A ball dropped from a height of 125 m takes 5 s to hit the ground and is traveling at the rate of 50 m/s when it hits. After 3 seconds, the ball travels at a rate of ___? After 4 seconds?
41
30 m/s
To find the velocity of the ball after a specific time, we can use the kinematic equation:
v = u + at
where:
v is the final velocity,
u is the initial velocity,
a is the acceleration, and
t is the time.
Given:
u = 0 m/s (since the ball was dropped)
t = 3 s (for the first case)
t = 4 s (for the second case)
We need to find the acceleration (a) first. We can use another kinematic equation:
v^2 = u^2 + 2as
where:
v is the final velocity,
u is the initial velocity,
a is the acceleration, and
s is the distance traveled.
Given:
v = 50 m/s (final velocity when the ball hits the ground)
u = 0 m/s (initial velocity when the ball was dropped)

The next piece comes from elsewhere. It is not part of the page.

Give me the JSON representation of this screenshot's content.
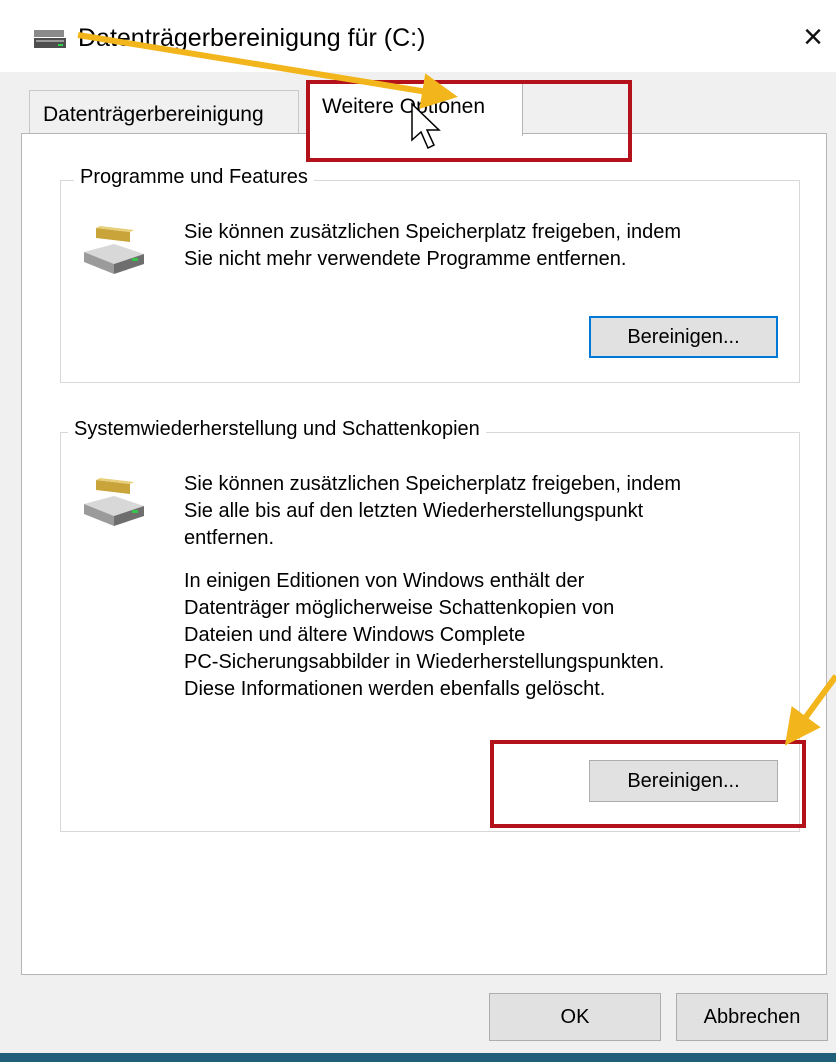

s = 125 m (height from which the ball was dropped)
By substituting these values into the equation, we can solve for a:
50^2 = 0^2 + 2a(125)
2500 = 250a
a = 10 m/s^2
Now, we can calculate the velocity after 3 seconds and 4 seconds.
For t = 3 s:
v = u + at
v = 0 + (10 m/s^2)(3 s)
v = 30 m/s
For t = 4 s:
v = u + at
v = 0 + (10 m/s^2)(4 s)
v = 40 m/s
Therefore, after 3 seconds, the ball will be traveling at a rate of 30 m/s, and after 4 seconds, it will be traveling at a rate of 40 m/s.